Dining room with open doors natural light

Yes to Natural Light

Yes to Natural Light

Welcome to Second Nature, a Q+A series with Jute founder, Ali Davin, that explores all things healthy living, with a fond emphasis on that thing she does best—interior design.

The Scandinavian concept of Hygge has been all the rage for awhile. Who doesn’t love feeling cozy, comfy, and content? But Hygge is more than a cup of tea and a thick blanket. It’s part of a greater design movement that embraces simplicity, function, and connection to the natural world.

There is purpose behind that classic Nordic combination of lighter colors. The key to surviving a long, dark winter—and feeling good year-round—is maximizing natural light.


Why is it important to have natural light in your home?

Natural light improves the quality of your life. From a health perspective, it helps regulate your Vitamin D levels—and basically all people in industrialized nations are deficient in Vitamin D—which impacts your immune system, weight, and brain function. It can help with Seasonal Affect Disorder and depression. It causes less eye strain. Natural light can even prevent mold and mildew growth.


Does light affect the aesthetics of a space?
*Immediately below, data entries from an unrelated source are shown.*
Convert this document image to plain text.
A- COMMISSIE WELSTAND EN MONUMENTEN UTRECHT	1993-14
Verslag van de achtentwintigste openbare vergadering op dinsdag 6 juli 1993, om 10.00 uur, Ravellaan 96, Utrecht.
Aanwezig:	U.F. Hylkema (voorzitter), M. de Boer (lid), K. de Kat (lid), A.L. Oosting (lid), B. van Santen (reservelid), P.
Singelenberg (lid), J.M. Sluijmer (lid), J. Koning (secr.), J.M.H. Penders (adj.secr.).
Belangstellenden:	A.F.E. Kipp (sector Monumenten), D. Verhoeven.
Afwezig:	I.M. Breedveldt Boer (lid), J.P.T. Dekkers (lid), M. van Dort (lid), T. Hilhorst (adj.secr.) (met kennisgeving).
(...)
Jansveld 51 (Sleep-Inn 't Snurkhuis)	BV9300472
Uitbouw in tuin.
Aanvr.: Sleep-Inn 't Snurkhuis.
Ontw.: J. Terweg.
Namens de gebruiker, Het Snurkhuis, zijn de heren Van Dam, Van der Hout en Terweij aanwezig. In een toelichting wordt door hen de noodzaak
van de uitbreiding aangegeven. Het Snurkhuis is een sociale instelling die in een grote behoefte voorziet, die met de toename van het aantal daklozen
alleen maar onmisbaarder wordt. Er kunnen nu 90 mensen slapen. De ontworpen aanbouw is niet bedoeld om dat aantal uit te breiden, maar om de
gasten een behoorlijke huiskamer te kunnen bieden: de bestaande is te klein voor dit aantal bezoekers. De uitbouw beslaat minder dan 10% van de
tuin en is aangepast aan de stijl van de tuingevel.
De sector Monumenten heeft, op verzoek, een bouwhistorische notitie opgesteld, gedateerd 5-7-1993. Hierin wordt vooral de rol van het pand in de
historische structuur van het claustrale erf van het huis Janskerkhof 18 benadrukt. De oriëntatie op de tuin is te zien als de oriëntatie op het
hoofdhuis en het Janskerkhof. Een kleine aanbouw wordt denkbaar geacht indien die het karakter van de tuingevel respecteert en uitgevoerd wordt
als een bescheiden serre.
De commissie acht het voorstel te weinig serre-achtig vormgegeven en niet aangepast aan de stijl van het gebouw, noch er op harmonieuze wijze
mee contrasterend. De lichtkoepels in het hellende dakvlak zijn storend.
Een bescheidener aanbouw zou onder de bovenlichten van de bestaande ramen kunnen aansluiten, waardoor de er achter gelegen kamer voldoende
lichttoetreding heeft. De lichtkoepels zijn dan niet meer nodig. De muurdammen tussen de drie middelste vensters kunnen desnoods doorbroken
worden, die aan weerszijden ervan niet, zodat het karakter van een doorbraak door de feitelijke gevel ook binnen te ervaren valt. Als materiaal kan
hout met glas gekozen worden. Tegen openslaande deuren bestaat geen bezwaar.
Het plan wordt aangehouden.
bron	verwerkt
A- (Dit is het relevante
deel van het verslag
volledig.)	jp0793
Absolutely, yes. It’s the most important thing for me as a designer. I design spaces to maximize light, and it reflects and changes from room to room based on the exposures. Clients I work with have to be open to repurposing space, like moving a bedroom to where it’s dark or moving your kitchen to where it’s brighter.


How do you enhance natural light in a space?

Basically, we determine where the best light is and work backwards. You want living and entertaining areas in brighter spots, like the south and east, and bedrooms in darker areas like the north and west, because you don’t want light when you’re sleeping. There’s a lot of thinking outside of the box—if there are codes and we can’t add windows where we want them, we’ll use skylights instead. Or we’ll engineer a space to be a great room so we don’t have to put up walls.


Can you maximize light without a full renovation?

Painting is a quick way to refresh a space. You can get samples and throw them up on the wall to see where the light is reflecting. Universal whites like Benjamin Moore White Dove make a space feel neutral, warm, and light. They look good no matter what the exposure. I prefer tones that have a neutral warm base.


What about furniture and linens?

Unlined linen panels on the windows allow light to come in, but filter it in a warm, bright way. I always use natural fibers, and on upholstery, they absorb light rather than reflect it, which is a good thing because it brings warmth to your space. You want the light to reflect off the windows and floors and bounce through a space without getting stuck on stuff and clutter.


How does artificial lighting factor in?

My philosophy is that lighting is done well when it’s sparse. It should complement what nature is doing versus you having to rely on it. I use table lamps, floor lamps, sconces, maybe a chandelier—any type of warmer light that’s shielded with a shade or cover. Think of how the sun diffuses light and gives you a glow; that’s the type of lighting you want in your home. I tend to not rely on recessed lighting.


Are there any other benefits to designing a space this way?

Yes, the lighter your space, the bigger it looks. And in winter especially, the more natural light you have, the lower your energy bill will be. Natural light is good for the health of your family, your home, and the planet.


Think of your space as a blank slate and rearrange it to maximize light.